Spark RAPIDS plugin - accelerate Apache Spark with GPUs
https://nvidia.github.io/spark-rapids
Apache License 2.0
789 stars 228 forks source link

[FEA] Stage level scheduling support - plugin requires/allows only 1 gpu and always inits #1916

Open tgravescs opened 3 years ago

tgravescs commented 3 years ago

Is your feature request related to a problem? Please describe. If users are using the stage level scheduling feature in spark 3.1.1 with our plugin, they won't be allowed to say create a new ResourceProfile with 2 GPUs if they want to use that for AI/ML because of our check in the plugin that requires only 1 GPU.

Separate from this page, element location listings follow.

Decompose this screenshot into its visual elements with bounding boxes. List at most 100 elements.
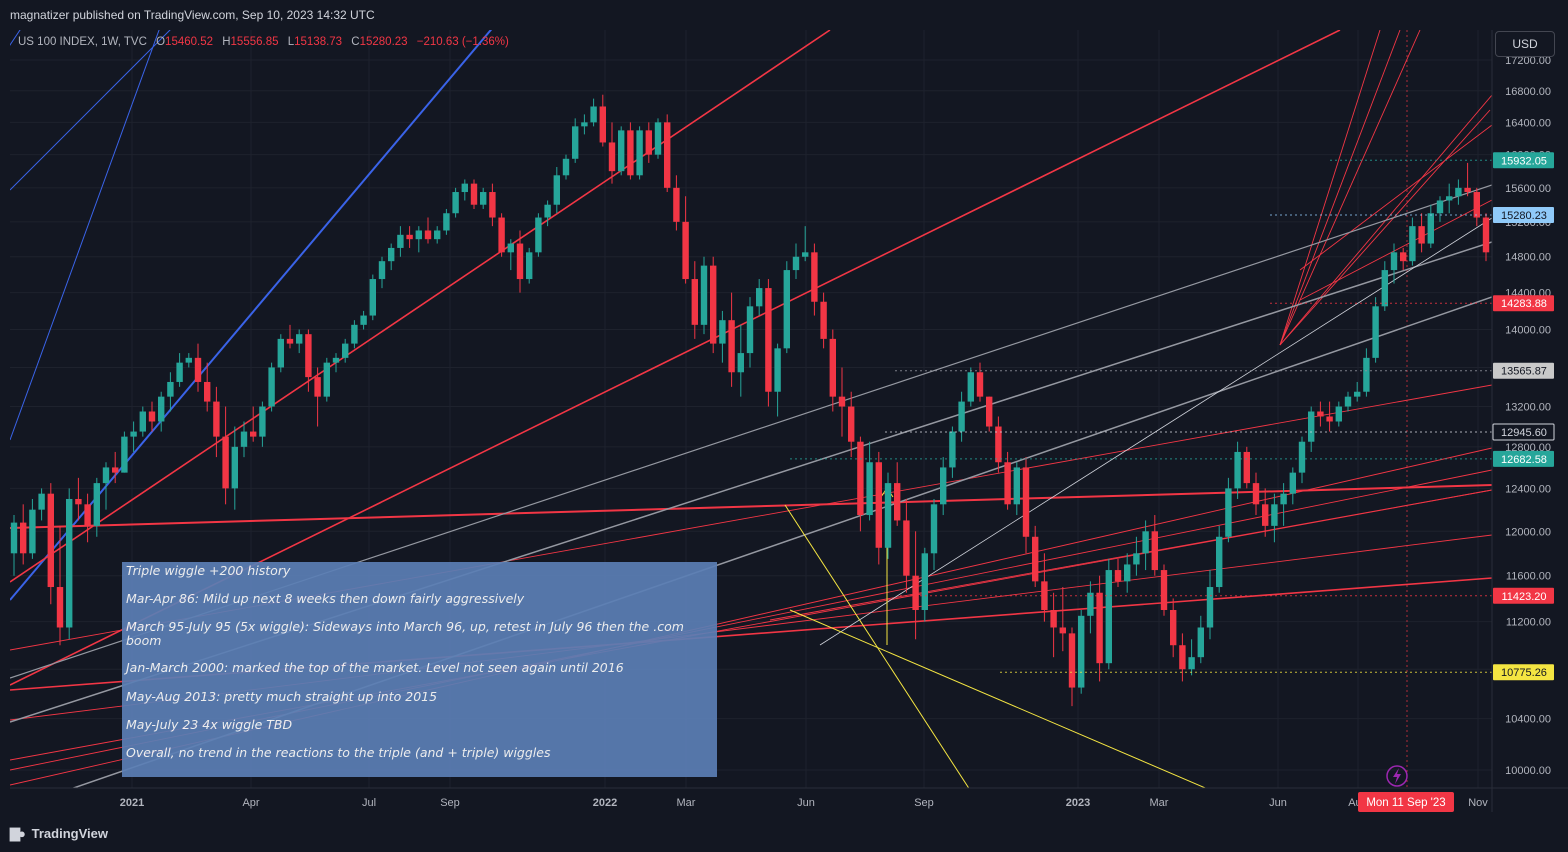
candle-body — [930, 504, 938, 554]
candle-body — [231, 446, 238, 489]
candle-body — [1243, 451, 1250, 484]
candle — [912, 531, 919, 640]
candle — [1446, 183, 1453, 214]
candle — [305, 329, 312, 392]
y-tick-label: 10400.00 — [1505, 714, 1551, 726]
footer-bar — [0, 820, 1568, 852]
candle — [526, 247, 533, 284]
candle-body — [949, 431, 956, 468]
y-tick-label: 17200.00 — [1505, 55, 1551, 67]
red-trend-line — [1279, 30, 1421, 346]
tradingview-logo[interactable]: ▇● TradingView — [10, 826, 108, 842]
candle — [875, 451, 882, 565]
candle — [167, 372, 174, 412]
close-value: 15280.23 — [359, 36, 408, 48]
candle — [259, 401, 266, 447]
candle-body — [1354, 391, 1361, 397]
candle-body — [158, 396, 165, 422]
candle-body — [20, 522, 27, 554]
candle-body — [351, 324, 358, 344]
candle-body — [618, 130, 625, 172]
price-label-box — [1492, 423, 1555, 441]
alert-bolt-icon[interactable] — [1386, 765, 1408, 787]
price-label: 12945.60 — [1501, 427, 1547, 439]
candle-body — [1170, 609, 1177, 646]
candle-body — [921, 553, 928, 610]
candle — [756, 279, 763, 316]
red-trend-line — [1279, 30, 1401, 346]
candle — [802, 226, 809, 262]
candle — [443, 208, 450, 235]
candle — [1326, 401, 1333, 432]
candle — [1234, 441, 1241, 499]
candle — [1418, 213, 1425, 253]
candle — [323, 357, 330, 402]
candle — [765, 279, 772, 407]
candle — [710, 256, 717, 354]
candle-body — [802, 252, 809, 257]
candle — [1059, 587, 1066, 652]
candle — [1142, 520, 1149, 571]
y-tick-label: 10000.00 — [1505, 765, 1551, 777]
candle-body — [590, 106, 597, 123]
candle — [1271, 493, 1278, 543]
candle-body — [1464, 187, 1471, 193]
annotation-note[interactable]: Triple wiggle +200 history Mar-Apr 86: M… — [122, 562, 717, 777]
candle — [949, 426, 956, 478]
candle-body — [434, 230, 441, 240]
candle-body — [47, 493, 54, 588]
candle — [130, 421, 137, 452]
candle — [1124, 553, 1131, 593]
candle-body — [636, 130, 643, 176]
candle-body — [461, 183, 468, 193]
candle-body — [388, 247, 395, 262]
candle — [480, 187, 487, 209]
candle — [452, 187, 459, 218]
candle — [884, 472, 892, 559]
candle — [986, 396, 993, 432]
candle — [590, 98, 597, 127]
candle-body — [1225, 488, 1232, 537]
yellow-trend-line — [789, 609, 1207, 788]
candle-body — [415, 230, 422, 240]
candle-body — [102, 467, 110, 484]
cursor-date-box — [1358, 792, 1454, 812]
candle-body — [1372, 306, 1379, 358]
candle — [139, 406, 146, 437]
y-tick-label: 16400.00 — [1505, 117, 1551, 129]
x-tick-label: Sep — [440, 797, 460, 809]
candle — [1372, 297, 1379, 363]
candle — [774, 343, 781, 417]
candle — [903, 498, 910, 593]
candle-body — [452, 192, 459, 214]
candle — [866, 441, 873, 521]
candle — [1032, 525, 1039, 588]
candle-body — [1308, 411, 1315, 442]
candle-body — [1455, 187, 1462, 197]
candle — [415, 226, 422, 253]
candle — [1216, 525, 1223, 593]
currency-button[interactable]: USD — [1495, 31, 1555, 57]
candle-body — [332, 357, 340, 363]
price-label-box — [1493, 295, 1554, 312]
symbol-legend: US 100 INDEX, 1W, TVC O15460.52 H15556.8… — [18, 36, 509, 48]
candle-body — [1381, 270, 1388, 307]
candle — [673, 175, 680, 231]
candle — [682, 196, 689, 284]
candle — [250, 406, 257, 442]
note-line: Mar-Apr 86: Mild up next 8 weeks then do… — [126, 591, 525, 606]
candle-body — [765, 288, 772, 392]
candle — [66, 488, 73, 640]
candle — [286, 324, 294, 349]
candle — [38, 488, 45, 521]
candle-body — [93, 483, 100, 526]
high-label: H — [222, 36, 231, 48]
candle-body — [710, 265, 717, 344]
candle-body — [176, 362, 183, 382]
x-tick-label: 2021 — [120, 797, 144, 809]
candle-body — [139, 411, 146, 432]
candle — [29, 498, 36, 559]
note-line: March 95-July 95 (5x wiggle): Sideways i… — [126, 619, 684, 634]
low-value: 15138.73 — [294, 36, 343, 48]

ie the case is ETL using the spark rapids plugin, use stage level scheduling to reconfigure containers to run ML, if that ML needs more then 1 GPU it fails currently.

The other issue here might be that the plugin always initializes and currently stage level scheduling doesn't have a way to shut that off per ResourceProfile. So perhaps we want config for that as well so that the plugin doesn't use GPU memory in a stage that wants GPU for ML.

tgravescs commented 3 years ago

I might have to do this for the GTC demo, so assigning myself, if I don't I can update priority.

tgravescs commented 3 years ago

I was able to do the demo without changes, so putting the needs triage back on so we can discuss and prioritize.